A patient who was twice hospitalized at the University of Chicago Medical Center four years ago has filed a proposed class action suit against UC and Google, alleging UC gave his protected health information (PHI) to Google for use in a research study utilizing electronic health records (EHRs) without adequately de-identifying it. The suit terms UC’s sharing of PHI with Google a “massive medical data grab.”
UC and Google have called the suit baseless and said they would mount a defense.
The suit, filed June 26 in the U.S. District Court for the Northern District of Illinois, Eastern District, would have to be certified as class action litigation. It is being brought by Matt Dinerstein, who was admitted to UC medical center for a total of six days in June 2015. UC and Google began a research collaboration in May 2017.
UC, the suit claims, was “happy to turn over [to Google] the confidential, highly sensitive and HIPAA-protected records of every patient who walked through its doors between 2009 and 2016.”

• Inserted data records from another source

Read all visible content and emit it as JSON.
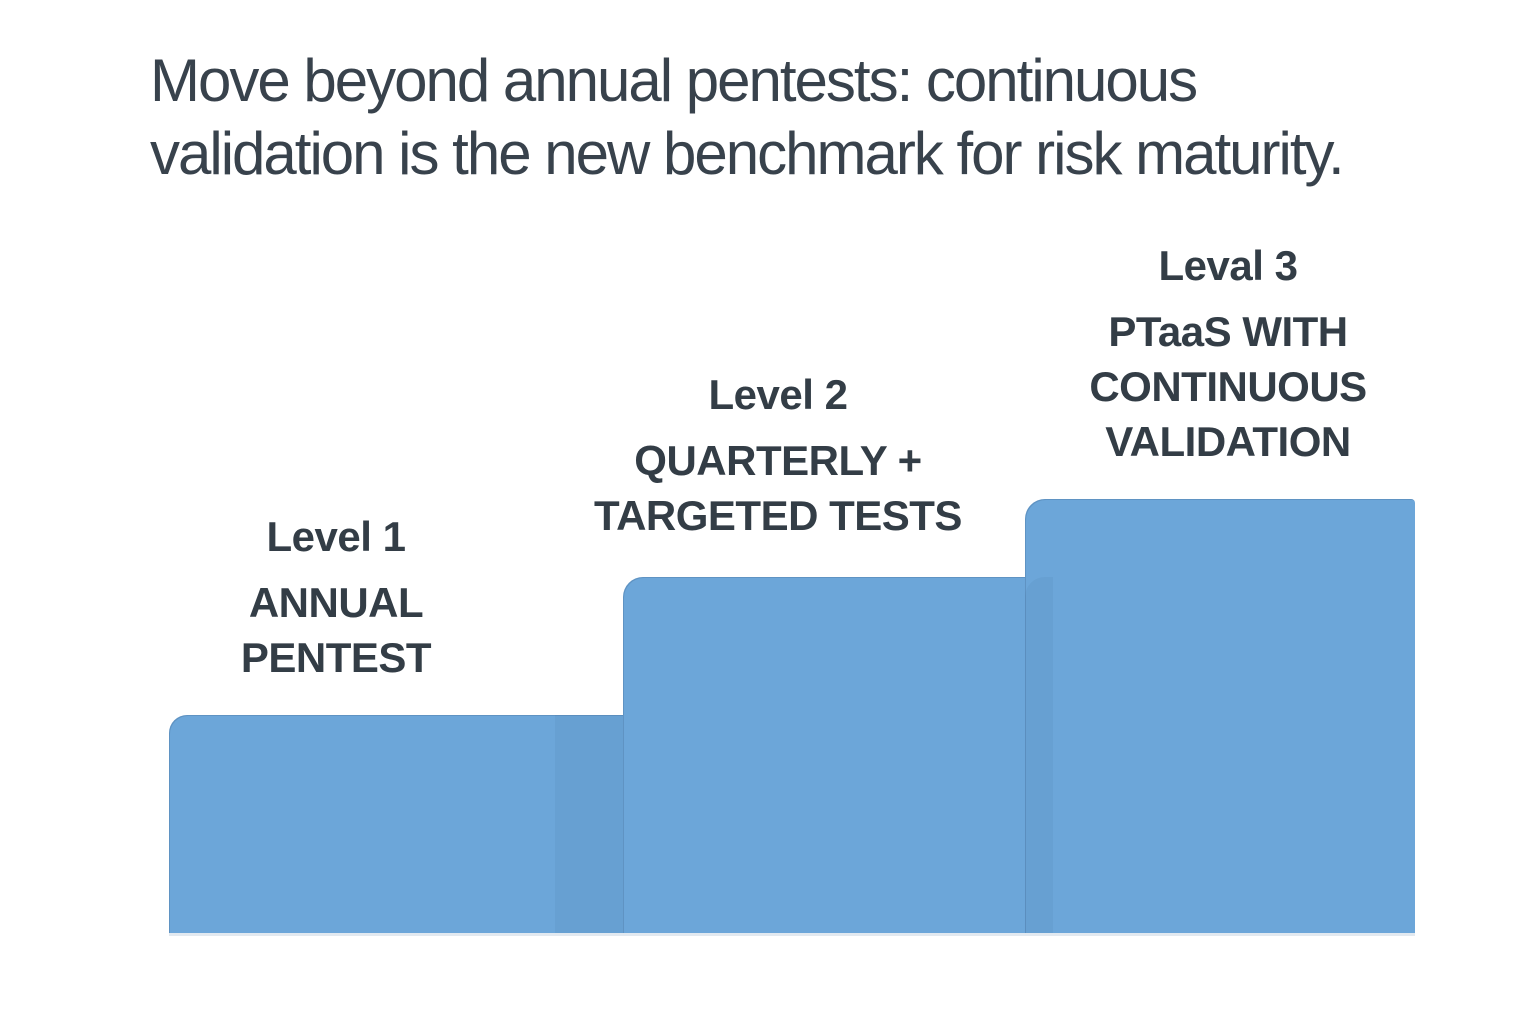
{
  "title": {
    "line1": "Move beyond annual pentests: continuous",
    "line2": "validation is the new benchmark for risk maturity.",
    "full": "Move beyond annual pentests: continuous validation is the new benchmark for risk maturity."
  },
  "colors": {
    "background": "#FFFFFF",
    "bar_blue": "#6CA6D9",
    "title_color": "#38424C",
    "label_color": "#333D46"
  },
  "chart_data": {
    "type": "bar",
    "title": "Move beyond annual pentests: continuous validation is the new benchmark for risk maturity.",
    "categories": [
      "Level 1",
      "Level 2",
      "Leval 3"
    ],
    "values": [
      1,
      2,
      3
    ],
    "relative_heights": [
      0.5,
      0.82,
      1.0
    ],
    "xlabel": "",
    "ylabel": "",
    "legend": false,
    "grid": false,
    "axes_shown": false,
    "bar_color": "#6CA6D9",
    "style_note": "ascending staircase of three flat blue steps, labels above each step",
    "levels": [
      {
        "level_label": "Level 1",
        "name": "ANNUAL PENTEST",
        "name_lines": [
          "ANNUAL",
          "PENTEST"
        ],
        "value": 1
      },
      {
        "level_label": "Level 2",
        "name": "QUARTERLY + TARGETED TESTS",
        "name_lines": [
          "QUARTERLY +",
          "TARGETED TESTS"
        ],
        "value": 2
      },
      {
        "level_label": "Leval 3",
        "name": "PTaaS WITH CONTINUOUS VALIDATION",
        "name_lines": [
          "PTaaS WITH",
          "CONTINUOUS",
          "VALIDATION"
        ],
        "value": 3
      }
    ]
  }
}
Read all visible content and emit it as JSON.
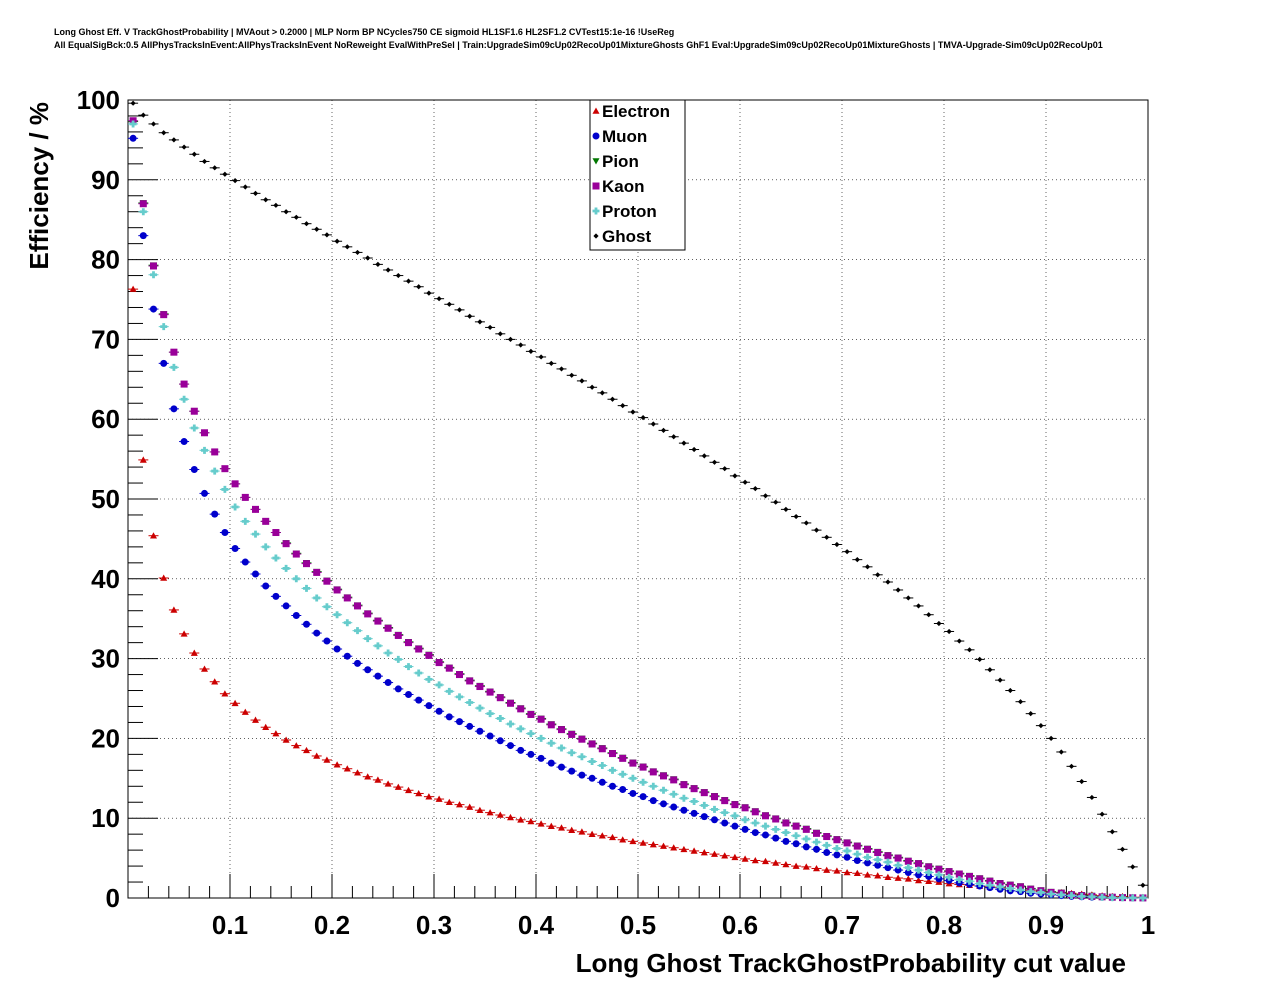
{
  "header": {
    "title_line1": "Long Ghost Eff. V TrackGhostProbability | MVAout > 0.2000 | MLP Norm BP NCycles750 CE sigmoid HL1SF1.6 HL2SF1.2 CVTest15:1e-16 !UseReg",
    "title_line2": "All EqualSigBck:0.5 AllPhysTracksInEvent:AllPhysTracksInEvent NoReweight EvalWithPreSel | Train:UpgradeSim09cUp02RecoUp01MixtureGhosts GhF1 Eval:UpgradeSim09cUp02RecoUp01MixtureGhosts | TMVA-Upgrade-Sim09cUp02RecoUp01"
  },
  "chart_data": {
    "type": "scatter",
    "xlabel": "Long Ghost TrackGhostProbability cut value",
    "ylabel": "Efficiency / %",
    "xlim": [
      0,
      1
    ],
    "ylim": [
      0,
      100
    ],
    "x_ticks": [
      "0.1",
      "0.2",
      "0.3",
      "0.4",
      "0.5",
      "0.6",
      "0.7",
      "0.8",
      "0.9",
      "1"
    ],
    "y_ticks": [
      "0",
      "10",
      "20",
      "30",
      "40",
      "50",
      "60",
      "70",
      "80",
      "90",
      "100"
    ],
    "grid": true,
    "legend_position": "top-center",
    "x": [
      0.005,
      0.015,
      0.025,
      0.035,
      0.045,
      0.055,
      0.065,
      0.075,
      0.085,
      0.095,
      0.105,
      0.115,
      0.125,
      0.135,
      0.145,
      0.155,
      0.165,
      0.175,
      0.185,
      0.195,
      0.205,
      0.215,
      0.225,
      0.235,
      0.245,
      0.255,
      0.265,
      0.275,
      0.285,
      0.295,
      0.305,
      0.315,
      0.325,
      0.335,
      0.345,
      0.355,
      0.365,
      0.375,
      0.385,
      0.395,
      0.405,
      0.415,
      0.425,
      0.435,
      0.445,
      0.455,
      0.465,
      0.475,
      0.485,
      0.495,
      0.505,
      0.515,
      0.525,
      0.535,
      0.545,
      0.555,
      0.565,
      0.575,
      0.585,
      0.595,
      0.605,
      0.615,
      0.625,
      0.635,
      0.645,
      0.655,
      0.665,
      0.675,
      0.685,
      0.695,
      0.705,
      0.715,
      0.725,
      0.735,
      0.745,
      0.755,
      0.765,
      0.775,
      0.785,
      0.795,
      0.805,
      0.815,
      0.825,
      0.835,
      0.845,
      0.855,
      0.865,
      0.875,
      0.885,
      0.895,
      0.905,
      0.915,
      0.925,
      0.935,
      0.945,
      0.955,
      0.965,
      0.975,
      0.985,
      0.995
    ],
    "series": [
      {
        "name": "Electron",
        "color": "#cc0000",
        "marker": "triangle-up",
        "values": [
          76.3,
          54.9,
          45.4,
          40.1,
          36.1,
          33.1,
          30.7,
          28.7,
          27.1,
          25.6,
          24.4,
          23.3,
          22.3,
          21.4,
          20.6,
          19.8,
          19.1,
          18.5,
          17.8,
          17.3,
          16.7,
          16.2,
          15.7,
          15.2,
          14.8,
          14.3,
          13.9,
          13.5,
          13.1,
          12.7,
          12.4,
          12.0,
          11.7,
          11.4,
          11.0,
          10.7,
          10.4,
          10.1,
          9.8,
          9.6,
          9.3,
          9.0,
          8.8,
          8.5,
          8.3,
          8.0,
          7.8,
          7.6,
          7.3,
          7.1,
          6.9,
          6.7,
          6.5,
          6.3,
          6.1,
          5.9,
          5.7,
          5.5,
          5.3,
          5.1,
          4.9,
          4.7,
          4.6,
          4.4,
          4.2,
          4.0,
          3.9,
          3.7,
          3.5,
          3.4,
          3.2,
          3.1,
          2.9,
          2.8,
          2.6,
          2.5,
          2.4,
          2.2,
          2.1,
          2.0,
          1.8,
          1.7,
          1.6,
          1.5,
          1.4,
          1.3,
          1.2,
          1.0,
          0.9,
          0.8,
          0.7,
          0.7,
          0.6,
          0.5,
          0.4,
          0.3,
          0.2,
          0.2,
          0.1,
          0.1
        ]
      },
      {
        "name": "Muon",
        "color": "#0000cc",
        "marker": "circle",
        "values": [
          95.2,
          83.0,
          73.8,
          67.0,
          61.3,
          57.2,
          53.7,
          50.7,
          48.1,
          45.8,
          43.8,
          42.1,
          40.6,
          39.1,
          37.8,
          36.6,
          35.4,
          34.3,
          33.2,
          32.2,
          31.2,
          30.3,
          29.4,
          28.6,
          27.8,
          27.0,
          26.2,
          25.5,
          24.8,
          24.1,
          23.4,
          22.7,
          22.1,
          21.5,
          20.9,
          20.3,
          19.7,
          19.1,
          18.5,
          18.0,
          17.5,
          16.9,
          16.4,
          15.9,
          15.4,
          15.0,
          14.5,
          14.0,
          13.6,
          13.1,
          12.7,
          12.2,
          11.8,
          11.4,
          11.0,
          10.6,
          10.2,
          9.8,
          9.4,
          9.0,
          8.6,
          8.2,
          7.9,
          7.5,
          7.1,
          6.8,
          6.4,
          6.1,
          5.7,
          5.4,
          5.1,
          4.7,
          4.4,
          4.1,
          3.8,
          3.5,
          3.2,
          2.9,
          2.7,
          2.4,
          2.2,
          1.9,
          1.7,
          1.5,
          1.3,
          1.1,
          0.9,
          0.8,
          0.6,
          0.5,
          0.4,
          0.3,
          0.2,
          0.15,
          0.1,
          0.1,
          0.05,
          0.05,
          0.02,
          0.01
        ]
      },
      {
        "name": "Pion",
        "color": "#007700",
        "marker": "triangle-down",
        "values": [
          97.3,
          87.1,
          79.3,
          73.2,
          68.4,
          64.4,
          61.0,
          58.3,
          55.9,
          53.8,
          51.9,
          50.2,
          48.7,
          47.2,
          45.8,
          44.5,
          43.2,
          42.0,
          40.9,
          39.8,
          38.7,
          37.7,
          36.7,
          35.7,
          34.8,
          33.9,
          33.0,
          32.1,
          31.3,
          30.5,
          29.6,
          28.9,
          28.1,
          27.3,
          26.6,
          25.9,
          25.2,
          24.5,
          23.8,
          23.1,
          22.5,
          21.8,
          21.2,
          20.6,
          20.0,
          19.4,
          18.8,
          18.2,
          17.6,
          17.0,
          16.5,
          15.9,
          15.4,
          14.9,
          14.3,
          13.8,
          13.3,
          12.8,
          12.3,
          11.8,
          11.4,
          10.9,
          10.4,
          10.0,
          9.5,
          9.1,
          8.7,
          8.2,
          7.8,
          7.4,
          7.0,
          6.6,
          6.2,
          5.8,
          5.4,
          5.1,
          4.7,
          4.4,
          4.0,
          3.7,
          3.4,
          3.1,
          2.8,
          2.5,
          2.2,
          1.9,
          1.7,
          1.5,
          1.2,
          1.0,
          0.8,
          0.7,
          0.5,
          0.4,
          0.3,
          0.2,
          0.1,
          0.1,
          0.05,
          0.02
        ]
      },
      {
        "name": "Kaon",
        "color": "#990099",
        "marker": "square",
        "values": [
          97.4,
          87.0,
          79.2,
          73.1,
          68.4,
          64.4,
          61.0,
          58.3,
          55.9,
          53.8,
          51.9,
          50.2,
          48.7,
          47.2,
          45.8,
          44.4,
          43.1,
          41.9,
          40.8,
          39.7,
          38.6,
          37.6,
          36.6,
          35.6,
          34.7,
          33.8,
          32.9,
          32.0,
          31.2,
          30.4,
          29.5,
          28.8,
          28.0,
          27.2,
          26.5,
          25.8,
          25.1,
          24.4,
          23.7,
          23.0,
          22.4,
          21.7,
          21.1,
          20.5,
          19.9,
          19.3,
          18.7,
          18.1,
          17.5,
          16.9,
          16.4,
          15.8,
          15.3,
          14.8,
          14.2,
          13.7,
          13.2,
          12.7,
          12.2,
          11.7,
          11.3,
          10.8,
          10.3,
          9.9,
          9.4,
          9.0,
          8.6,
          8.1,
          7.7,
          7.3,
          6.9,
          6.5,
          6.1,
          5.7,
          5.3,
          5.0,
          4.6,
          4.3,
          3.9,
          3.6,
          3.3,
          3.0,
          2.7,
          2.4,
          2.1,
          1.8,
          1.6,
          1.4,
          1.1,
          0.9,
          0.7,
          0.6,
          0.4,
          0.3,
          0.2,
          0.15,
          0.1,
          0.05,
          0.03,
          0.01
        ]
      },
      {
        "name": "Proton",
        "color": "#66cccc",
        "marker": "cross",
        "values": [
          97.0,
          86.0,
          78.1,
          71.6,
          66.5,
          62.5,
          58.9,
          56.1,
          53.5,
          51.2,
          49.0,
          47.2,
          45.6,
          44.0,
          42.6,
          41.3,
          40.0,
          38.8,
          37.6,
          36.5,
          35.5,
          34.5,
          33.5,
          32.5,
          31.6,
          30.7,
          29.9,
          29.0,
          28.2,
          27.4,
          26.7,
          25.9,
          25.2,
          24.5,
          23.8,
          23.1,
          22.5,
          21.8,
          21.2,
          20.6,
          20.0,
          19.4,
          18.8,
          18.2,
          17.7,
          17.1,
          16.6,
          16.0,
          15.5,
          15.0,
          14.5,
          14.0,
          13.5,
          13.0,
          12.5,
          12.1,
          11.6,
          11.1,
          10.7,
          10.3,
          9.8,
          9.4,
          9.0,
          8.6,
          8.2,
          7.8,
          7.4,
          7.0,
          6.6,
          6.2,
          5.9,
          5.5,
          5.1,
          4.8,
          4.5,
          4.1,
          3.8,
          3.5,
          3.2,
          2.9,
          2.6,
          2.3,
          2.1,
          1.8,
          1.6,
          1.4,
          1.2,
          1.0,
          0.8,
          0.7,
          0.5,
          0.4,
          0.3,
          0.2,
          0.15,
          0.1,
          0.05,
          0.03,
          0.02,
          0.01
        ]
      },
      {
        "name": "Ghost",
        "color": "#000000",
        "marker": "diamond",
        "values": [
          99.6,
          98.1,
          97.0,
          95.9,
          95.0,
          94.1,
          93.2,
          92.3,
          91.5,
          90.7,
          89.9,
          89.1,
          88.3,
          87.5,
          86.8,
          86.0,
          85.3,
          84.5,
          83.8,
          83.1,
          82.3,
          81.6,
          80.9,
          80.2,
          79.4,
          78.7,
          78.0,
          77.3,
          76.6,
          75.8,
          75.1,
          74.4,
          73.7,
          72.9,
          72.2,
          71.5,
          70.7,
          70.0,
          69.3,
          68.5,
          67.8,
          67.0,
          66.3,
          65.5,
          64.8,
          64.0,
          63.3,
          62.5,
          61.7,
          60.9,
          60.2,
          59.4,
          58.6,
          57.8,
          57.0,
          56.2,
          55.4,
          54.6,
          53.8,
          52.9,
          52.1,
          51.3,
          50.4,
          49.6,
          48.7,
          47.8,
          47.0,
          46.1,
          45.2,
          44.3,
          43.4,
          42.4,
          41.5,
          40.5,
          39.6,
          38.6,
          37.6,
          36.6,
          35.5,
          34.4,
          33.4,
          32.2,
          31.1,
          29.9,
          28.6,
          27.3,
          26.0,
          24.6,
          23.1,
          21.6,
          20.0,
          18.3,
          16.5,
          14.6,
          12.6,
          10.5,
          8.3,
          6.1,
          3.9,
          1.6
        ]
      }
    ]
  }
}
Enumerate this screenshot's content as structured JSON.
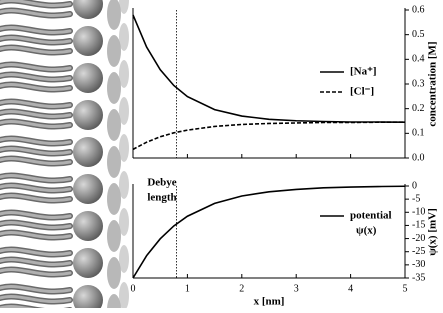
{
  "chart_data": [
    {
      "type": "line",
      "x": [
        0,
        0.25,
        0.5,
        0.75,
        1,
        1.5,
        2,
        2.5,
        3,
        3.5,
        4,
        4.5,
        5
      ],
      "xlim": [
        0,
        5
      ],
      "ylim": [
        0,
        0.6
      ],
      "yticks": [
        {
          "value": 0,
          "label": "0.0"
        },
        0.1,
        0.2,
        0.3,
        0.4,
        0.5,
        0.6
      ],
      "ylabel": "concentration [M]",
      "series": [
        {
          "name": "[Na⁺]",
          "color": "#000000",
          "dash": "solid",
          "values": [
            0.58,
            0.45,
            0.358,
            0.294,
            0.249,
            0.196,
            0.17,
            0.157,
            0.151,
            0.148,
            0.146,
            0.146,
            0.145
          ]
        },
        {
          "name": "[Cl⁻]",
          "color": "#000000",
          "dash": "dashed",
          "values": [
            0.035,
            0.064,
            0.086,
            0.102,
            0.113,
            0.128,
            0.136,
            0.14,
            0.142,
            0.144,
            0.144,
            0.145,
            0.145
          ]
        }
      ]
    },
    {
      "type": "line",
      "x": [
        0,
        0.25,
        0.5,
        0.75,
        1,
        1.5,
        2,
        2.5,
        3,
        3.5,
        4,
        4.5,
        5
      ],
      "xlim": [
        0,
        5
      ],
      "xticks": [
        0,
        1,
        2,
        3,
        4,
        5
      ],
      "xlabel": "x [nm]",
      "ylim": [
        -35,
        0
      ],
      "yticks": [
        0,
        -5,
        -10,
        -15,
        -20,
        -25,
        -30,
        -35
      ],
      "ylabel": "ψ(x) [mV]",
      "series": [
        {
          "name": "potential",
          "subname": "ψ(x)",
          "color": "#000000",
          "dash": "solid",
          "values": [
            -35,
            -26.5,
            -20.1,
            -15.2,
            -11.5,
            -6.6,
            -3.8,
            -2.2,
            -1.3,
            -0.7,
            -0.4,
            -0.2,
            -0.1
          ]
        }
      ]
    }
  ],
  "debye": {
    "label": [
      "Debye",
      "length"
    ],
    "x": 0.8
  }
}
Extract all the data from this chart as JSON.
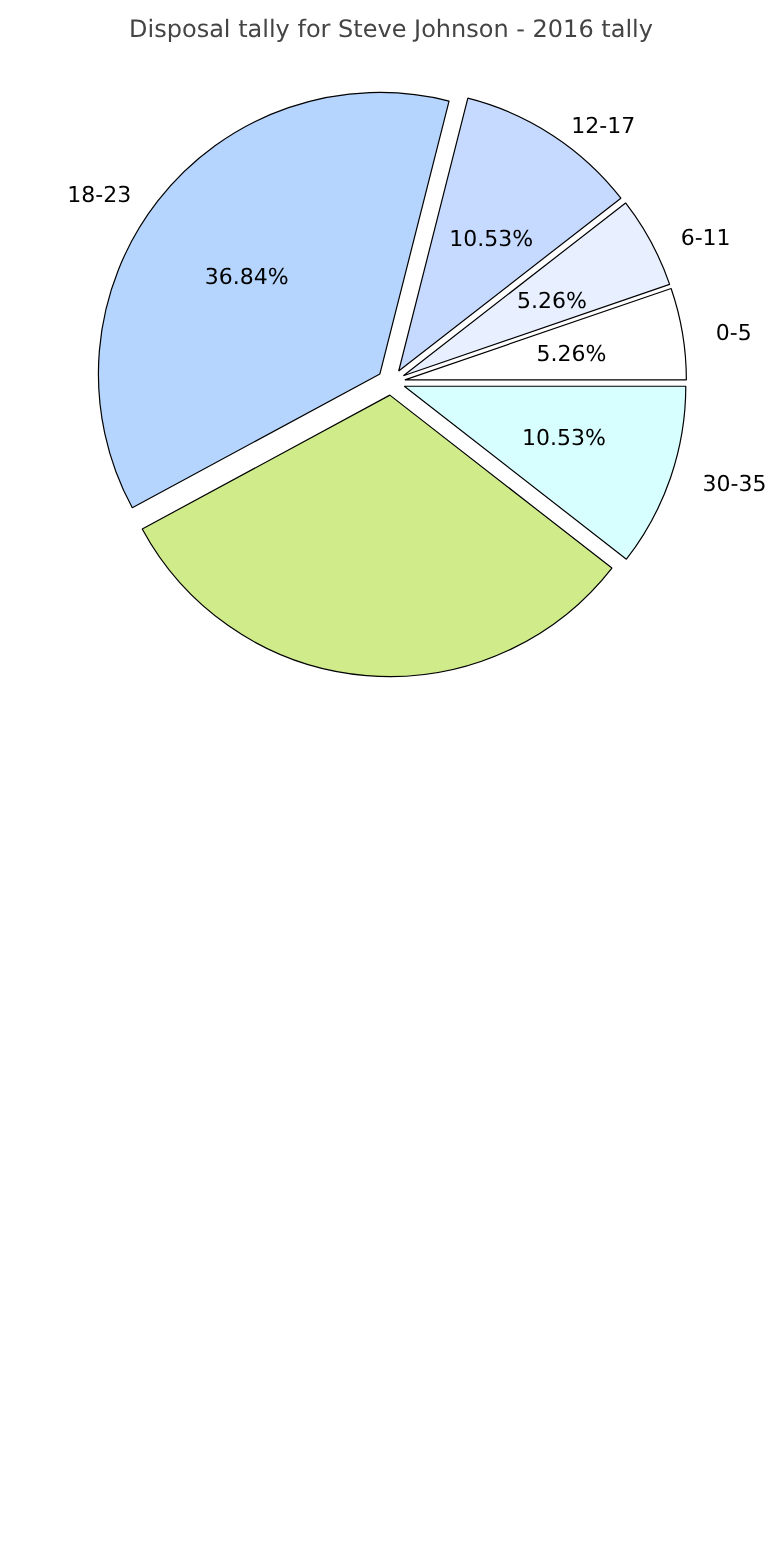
{
  "chart_data": {
    "type": "pie",
    "title": "Disposal tally for Steve Johnson - 2016 tally",
    "categories": [
      "0-5",
      "6-11",
      "12-17",
      "18-23",
      null,
      "30-35"
    ],
    "values": [
      5.26,
      5.26,
      10.53,
      36.84,
      31.58,
      10.53
    ],
    "colors": [
      "#ffffff",
      "#e8f0ff",
      "#c6d9ff",
      "#b5d5ff",
      "#d0ec8a",
      "#d8ffff"
    ],
    "value_labels": [
      "5.26%",
      "5.26%",
      "10.53%",
      "36.84%",
      null,
      "10.53%"
    ]
  }
}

Both Google and UC “violated HIPAA by sharing and receiving medical records that included sufficient information for Google to re-identify the patients,” the suit alleges. “Both were aware at the time of the transfer that the medical records contained information outside of HIPAA’s safe harbor provisions, that a competent expert determination was not made, and that the thousands of patients had not given proper consent to allow Google to take possession of the records for the purpose of creating a commercial product.”
Little information is available about how data were scrubbed of PHI. Just one paper appears to have resulted from the UC-Google project so far. Titled “Scalable and accurate deep learning with electronic health records,” the paper was published last year in the Nature Partner Journals: Digital Medicine.
Using “de-identified EHR data from two U.S. academic medical centers with 216,221 adult patients hospitalized for at least 24 hours,” authors from UC, Google, Stanford Medicine and the University of California San Francisco (UCSF) wrote that they “demonstrate[d] that deep learning methods using this representation are capable of accurately predicting multiple medical events from multiple centers without site-specific data harmonization.”
According to the paper, “All electronic health records were de-identified, except that dates of service were maintained in the UCM [University of Chicago Medicine] dataset. Both datasets contained patient demographics, provider orders, diagnoses, procedures, medications, laboratory values, vital signs, and flowsheet data, which represents all other structured data elements (e.g., nursing flowsheets), from all inpatient and outpatient encounters. The UCM dataset additionally contained de-identified, free-text medical notes. Each dataset was kept in an encrypted, access-controlled, and audited sandbox. Ethics review and institutional review boards approved the study with waiver of informed consent or exemption at each institution.”